It is being said that the “London Whale” is the gift that keeps giving for regulators. Former London-based JPMorgan trader Bruno Iksil, whose team is thought to be responsible for the complex derivatives bet, was nicknamed the “London Whale” due to the massive trading position. JPMorgan Chase & Co has now agreed to pay the latest in a string of fines for the disastrous trades. Joe Evangelisti, a spokesman for JPMorgan, said the bank neither admitted nor denied the U.S. Commodity Futures Trading Commission’s (CFTC) legal conclusion that there was a violation, while admitting to “certain facts set out in the order.”
As we have come to expect, that’s a typical response by a corporate wrongdoer. According to the CFTC, JPMorgan Chase agreed to settle by paying $100 million and admitting its traders acted recklessly. The bank was instructed to send the funds to accounts receivable at the CFTC’s division of enforcement. The settlement comes about one month after JP Morgan Chase paid $920 million to four other U.S. and British regulators to resolve probes of the bank’s $6.2 billion in derivative losses involving its chief investment office.
The Justice Department, even after filing criminal charges against two former JPMorgan traders who allegedly helped conceal the losses, is still investigating and will decide whether to bring further action against the bank. The settlement with the CFTC comes as JPMorgan continues to deal with regulators and U.S. authorities on a number of fronts. The bank is in the middle of attempting to negotiate a global settlement with federal prosecutors for its role in the packaging and selling of faulty mortgage-backed securities that could result in a potential $11 billion settlement. JPMorgan announced last month that it has set aside up to $23 billion in reserves to pay for all its potential legal bills to come.
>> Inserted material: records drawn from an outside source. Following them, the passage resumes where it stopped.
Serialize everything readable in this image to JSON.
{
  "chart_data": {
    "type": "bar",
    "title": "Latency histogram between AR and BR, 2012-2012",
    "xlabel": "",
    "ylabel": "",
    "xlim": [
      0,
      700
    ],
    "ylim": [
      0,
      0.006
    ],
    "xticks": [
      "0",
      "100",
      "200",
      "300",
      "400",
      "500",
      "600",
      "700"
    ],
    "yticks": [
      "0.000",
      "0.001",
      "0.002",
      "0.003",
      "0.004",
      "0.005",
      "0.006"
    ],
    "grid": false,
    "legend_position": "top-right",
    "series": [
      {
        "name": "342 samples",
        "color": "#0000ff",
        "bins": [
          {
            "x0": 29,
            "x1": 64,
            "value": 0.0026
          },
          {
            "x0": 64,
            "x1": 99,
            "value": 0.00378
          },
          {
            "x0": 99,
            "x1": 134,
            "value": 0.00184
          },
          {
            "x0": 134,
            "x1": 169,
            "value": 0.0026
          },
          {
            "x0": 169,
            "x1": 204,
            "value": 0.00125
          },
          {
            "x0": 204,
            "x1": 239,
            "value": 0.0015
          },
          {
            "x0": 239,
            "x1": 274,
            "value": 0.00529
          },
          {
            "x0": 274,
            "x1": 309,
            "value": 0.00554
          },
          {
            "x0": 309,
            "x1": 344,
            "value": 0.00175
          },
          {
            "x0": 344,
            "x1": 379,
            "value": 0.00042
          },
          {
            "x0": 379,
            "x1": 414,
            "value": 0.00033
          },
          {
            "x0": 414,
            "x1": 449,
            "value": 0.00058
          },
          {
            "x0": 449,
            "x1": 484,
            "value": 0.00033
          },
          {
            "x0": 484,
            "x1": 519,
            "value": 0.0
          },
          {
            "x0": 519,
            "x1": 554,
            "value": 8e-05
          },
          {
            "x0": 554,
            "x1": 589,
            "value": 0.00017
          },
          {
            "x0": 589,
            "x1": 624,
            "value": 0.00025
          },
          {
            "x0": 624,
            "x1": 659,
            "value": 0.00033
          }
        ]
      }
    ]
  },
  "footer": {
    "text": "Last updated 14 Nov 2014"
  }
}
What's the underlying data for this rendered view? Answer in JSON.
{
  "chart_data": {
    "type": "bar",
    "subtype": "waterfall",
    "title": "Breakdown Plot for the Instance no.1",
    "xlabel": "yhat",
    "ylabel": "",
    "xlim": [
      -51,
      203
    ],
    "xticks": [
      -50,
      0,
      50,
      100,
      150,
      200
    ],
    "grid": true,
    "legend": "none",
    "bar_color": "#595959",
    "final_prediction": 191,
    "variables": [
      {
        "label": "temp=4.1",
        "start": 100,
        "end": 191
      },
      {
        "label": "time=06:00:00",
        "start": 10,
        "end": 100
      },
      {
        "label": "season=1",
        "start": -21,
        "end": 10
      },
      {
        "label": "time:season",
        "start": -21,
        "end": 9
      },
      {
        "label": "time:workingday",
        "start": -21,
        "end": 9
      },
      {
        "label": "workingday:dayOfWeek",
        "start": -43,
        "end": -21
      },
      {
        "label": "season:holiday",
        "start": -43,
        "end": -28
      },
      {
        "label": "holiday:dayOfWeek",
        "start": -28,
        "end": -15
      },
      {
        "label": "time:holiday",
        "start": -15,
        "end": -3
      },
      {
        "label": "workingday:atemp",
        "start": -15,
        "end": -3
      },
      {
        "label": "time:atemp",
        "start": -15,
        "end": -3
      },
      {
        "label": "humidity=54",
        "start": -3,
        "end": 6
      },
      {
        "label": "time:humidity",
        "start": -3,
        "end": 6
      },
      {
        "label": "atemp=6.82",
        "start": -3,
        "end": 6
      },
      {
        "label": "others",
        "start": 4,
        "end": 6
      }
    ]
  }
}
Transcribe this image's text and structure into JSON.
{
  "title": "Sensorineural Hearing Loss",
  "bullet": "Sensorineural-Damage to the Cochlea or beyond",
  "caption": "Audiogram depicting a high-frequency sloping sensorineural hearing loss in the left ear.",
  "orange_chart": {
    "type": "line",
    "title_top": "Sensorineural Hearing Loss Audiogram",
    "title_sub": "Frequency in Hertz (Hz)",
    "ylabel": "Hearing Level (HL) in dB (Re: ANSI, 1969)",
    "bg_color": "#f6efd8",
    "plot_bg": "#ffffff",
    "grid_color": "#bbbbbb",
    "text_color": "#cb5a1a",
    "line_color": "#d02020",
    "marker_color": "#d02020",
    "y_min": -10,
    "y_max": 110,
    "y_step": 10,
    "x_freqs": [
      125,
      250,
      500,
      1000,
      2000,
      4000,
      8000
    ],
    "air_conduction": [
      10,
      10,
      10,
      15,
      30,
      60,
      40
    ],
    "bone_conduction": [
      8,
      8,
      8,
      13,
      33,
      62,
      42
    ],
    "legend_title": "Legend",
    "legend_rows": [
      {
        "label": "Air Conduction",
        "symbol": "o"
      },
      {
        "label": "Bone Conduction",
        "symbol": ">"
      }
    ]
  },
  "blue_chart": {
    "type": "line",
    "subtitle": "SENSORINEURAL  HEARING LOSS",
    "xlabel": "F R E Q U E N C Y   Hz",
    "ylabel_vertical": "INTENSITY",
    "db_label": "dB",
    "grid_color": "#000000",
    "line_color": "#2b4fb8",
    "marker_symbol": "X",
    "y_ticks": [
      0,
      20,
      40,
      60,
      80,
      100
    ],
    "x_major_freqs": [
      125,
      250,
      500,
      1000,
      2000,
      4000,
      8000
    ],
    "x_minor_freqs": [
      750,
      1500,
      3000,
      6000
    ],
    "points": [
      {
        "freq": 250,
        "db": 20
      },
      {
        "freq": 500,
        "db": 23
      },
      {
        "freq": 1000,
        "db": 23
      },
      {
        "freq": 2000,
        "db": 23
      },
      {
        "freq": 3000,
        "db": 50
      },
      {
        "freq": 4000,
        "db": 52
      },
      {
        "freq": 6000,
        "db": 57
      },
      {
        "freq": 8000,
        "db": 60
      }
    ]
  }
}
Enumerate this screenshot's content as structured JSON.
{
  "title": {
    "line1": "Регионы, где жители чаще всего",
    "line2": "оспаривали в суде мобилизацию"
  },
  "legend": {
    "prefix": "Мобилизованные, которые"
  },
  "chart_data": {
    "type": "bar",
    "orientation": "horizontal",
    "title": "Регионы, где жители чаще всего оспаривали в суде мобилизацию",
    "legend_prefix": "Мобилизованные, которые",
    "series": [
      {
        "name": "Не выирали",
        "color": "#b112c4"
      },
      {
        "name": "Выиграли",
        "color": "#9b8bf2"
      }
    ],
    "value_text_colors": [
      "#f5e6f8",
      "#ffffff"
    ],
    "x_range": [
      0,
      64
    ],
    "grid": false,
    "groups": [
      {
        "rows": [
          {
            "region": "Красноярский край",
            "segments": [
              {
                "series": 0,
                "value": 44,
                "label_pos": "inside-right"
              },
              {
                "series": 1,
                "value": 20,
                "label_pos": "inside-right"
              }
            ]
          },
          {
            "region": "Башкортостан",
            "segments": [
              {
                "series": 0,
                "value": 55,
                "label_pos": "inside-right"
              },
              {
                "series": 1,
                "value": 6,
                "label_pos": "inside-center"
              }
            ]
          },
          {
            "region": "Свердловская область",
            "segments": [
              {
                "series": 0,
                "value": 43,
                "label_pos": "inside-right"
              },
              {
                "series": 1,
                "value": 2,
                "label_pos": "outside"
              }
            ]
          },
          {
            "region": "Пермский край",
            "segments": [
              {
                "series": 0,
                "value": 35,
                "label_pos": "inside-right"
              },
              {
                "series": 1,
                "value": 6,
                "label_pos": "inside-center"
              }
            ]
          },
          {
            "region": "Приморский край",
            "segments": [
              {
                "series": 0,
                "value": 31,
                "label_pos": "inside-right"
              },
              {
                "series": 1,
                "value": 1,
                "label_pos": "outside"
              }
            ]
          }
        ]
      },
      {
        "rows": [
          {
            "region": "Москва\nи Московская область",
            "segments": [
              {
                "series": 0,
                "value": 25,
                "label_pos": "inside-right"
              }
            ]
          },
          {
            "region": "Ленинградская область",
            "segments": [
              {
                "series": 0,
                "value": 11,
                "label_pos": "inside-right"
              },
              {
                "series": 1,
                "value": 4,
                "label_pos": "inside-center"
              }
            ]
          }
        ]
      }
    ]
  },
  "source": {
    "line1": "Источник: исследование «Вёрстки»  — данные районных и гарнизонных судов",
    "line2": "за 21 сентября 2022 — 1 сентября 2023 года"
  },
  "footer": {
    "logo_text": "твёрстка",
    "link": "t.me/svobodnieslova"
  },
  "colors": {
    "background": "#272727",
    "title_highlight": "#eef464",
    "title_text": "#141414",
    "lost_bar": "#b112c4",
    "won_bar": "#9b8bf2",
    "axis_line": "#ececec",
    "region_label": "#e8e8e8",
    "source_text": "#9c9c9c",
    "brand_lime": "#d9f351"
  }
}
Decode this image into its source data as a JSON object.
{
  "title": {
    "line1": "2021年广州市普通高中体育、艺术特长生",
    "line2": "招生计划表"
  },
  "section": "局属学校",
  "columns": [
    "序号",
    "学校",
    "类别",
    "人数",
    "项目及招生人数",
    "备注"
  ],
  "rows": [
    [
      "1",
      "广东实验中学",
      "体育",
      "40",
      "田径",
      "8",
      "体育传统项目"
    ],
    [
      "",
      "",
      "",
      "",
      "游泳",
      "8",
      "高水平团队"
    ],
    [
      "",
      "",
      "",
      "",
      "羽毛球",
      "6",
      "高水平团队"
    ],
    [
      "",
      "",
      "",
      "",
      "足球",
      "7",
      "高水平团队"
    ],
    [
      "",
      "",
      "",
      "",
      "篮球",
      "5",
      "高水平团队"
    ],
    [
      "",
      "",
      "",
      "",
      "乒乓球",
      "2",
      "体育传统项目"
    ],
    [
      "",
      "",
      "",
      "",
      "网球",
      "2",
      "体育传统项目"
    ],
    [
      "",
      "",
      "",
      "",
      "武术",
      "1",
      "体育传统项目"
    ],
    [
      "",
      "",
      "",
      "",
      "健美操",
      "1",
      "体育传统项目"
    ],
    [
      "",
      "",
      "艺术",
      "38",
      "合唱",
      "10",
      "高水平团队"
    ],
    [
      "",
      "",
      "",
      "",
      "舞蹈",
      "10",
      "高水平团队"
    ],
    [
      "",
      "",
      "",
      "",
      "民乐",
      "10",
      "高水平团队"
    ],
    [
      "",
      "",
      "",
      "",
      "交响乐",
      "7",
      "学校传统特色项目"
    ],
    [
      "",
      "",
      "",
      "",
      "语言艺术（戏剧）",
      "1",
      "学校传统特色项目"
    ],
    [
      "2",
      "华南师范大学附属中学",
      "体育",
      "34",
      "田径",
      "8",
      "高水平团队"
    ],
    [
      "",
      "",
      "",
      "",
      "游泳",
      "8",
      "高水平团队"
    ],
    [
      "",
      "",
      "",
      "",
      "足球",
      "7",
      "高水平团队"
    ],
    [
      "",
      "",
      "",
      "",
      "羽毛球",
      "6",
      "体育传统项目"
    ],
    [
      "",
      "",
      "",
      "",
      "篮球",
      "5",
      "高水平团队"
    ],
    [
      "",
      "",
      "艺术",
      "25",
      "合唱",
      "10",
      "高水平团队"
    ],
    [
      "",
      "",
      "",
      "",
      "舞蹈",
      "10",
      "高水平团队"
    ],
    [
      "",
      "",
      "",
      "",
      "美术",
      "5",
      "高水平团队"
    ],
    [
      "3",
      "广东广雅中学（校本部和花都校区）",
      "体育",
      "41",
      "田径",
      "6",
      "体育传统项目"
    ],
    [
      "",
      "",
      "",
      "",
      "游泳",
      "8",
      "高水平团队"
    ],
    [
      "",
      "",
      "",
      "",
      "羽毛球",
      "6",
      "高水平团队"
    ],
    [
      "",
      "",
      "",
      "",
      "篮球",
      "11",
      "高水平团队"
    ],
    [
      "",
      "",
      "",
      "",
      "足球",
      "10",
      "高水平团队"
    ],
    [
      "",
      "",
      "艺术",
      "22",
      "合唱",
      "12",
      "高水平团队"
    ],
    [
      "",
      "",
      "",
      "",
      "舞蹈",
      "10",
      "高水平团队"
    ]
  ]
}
The CFTC charged JPMorgan with violating a prohibition on manipulative conduct when it traded in credit default swaps. By selling a huge volume of “swaps” in a concentrated period, the bank’s traders “recklessly disregarded” the principle that legitimate market forces should set prices, according to CFTC officials. According to the CFTC the bank admitted that “JPMorgan traders acted recklessly with respect to this fundamental precept by employing an aggressive trading strategy.” JPMorgan’s traders tried to defend their position in credit derivatives “by dumping a gargantuan, record-setting, volume of swaps virtually all at once, recklessly ignoring the obvious dangers to legitimate pricing forces,” according to David Meister, the CFTC’s head of enforcement. The bank admitted to the charge that led to that statement. The reckless conduct occurred on one day, Feb. 29, 2012, according to the settlement agreement.
By charging the bank with “employing a manipulative device,” the CFTC relied on new powers granted it by the 2010 Dodd-Frank financial regulatory overhaul. The agency previously had to prove a defendant intended to engage in manipulative conduct, a bar so high that the commission was able to bring few cases under it. The new authority, introduced by Democratic Senator Maria Cantwell, allows the CFTC to rely on evidence of “reckless” misconduct rather than any specific intent. While discussing the new authority under Dodd Frank, Sen. Cantwell said in a media interview that the CFTC case against JPMorgan “is exactly what we’re looking for.” Sen. Cantwell also said, “It really does create a bright line in the marketplace.”
According to the CFTC charges, a JPMorgan portfolio in credit default indices with a net value of more than $51 billion started to plummet in January 2012. In February, as daily losses were large and growing, traders were trying to reduce their mark-to-market losses. The chief investment office of JPMorgan had a $65 billion short position on one index, CDX NA.IG9 10 year index, and on Feb. 29, the bank sold $7 billion in a protective effort. The sales substantially dropped the market price of the index and improved the book value of JPMorgan’s position, according to the CFTC. Two former JPMorgan employees have already been criminally charged with trying to hide some of the losses by deliberately giving inaccurate values to the securities involved in the trades.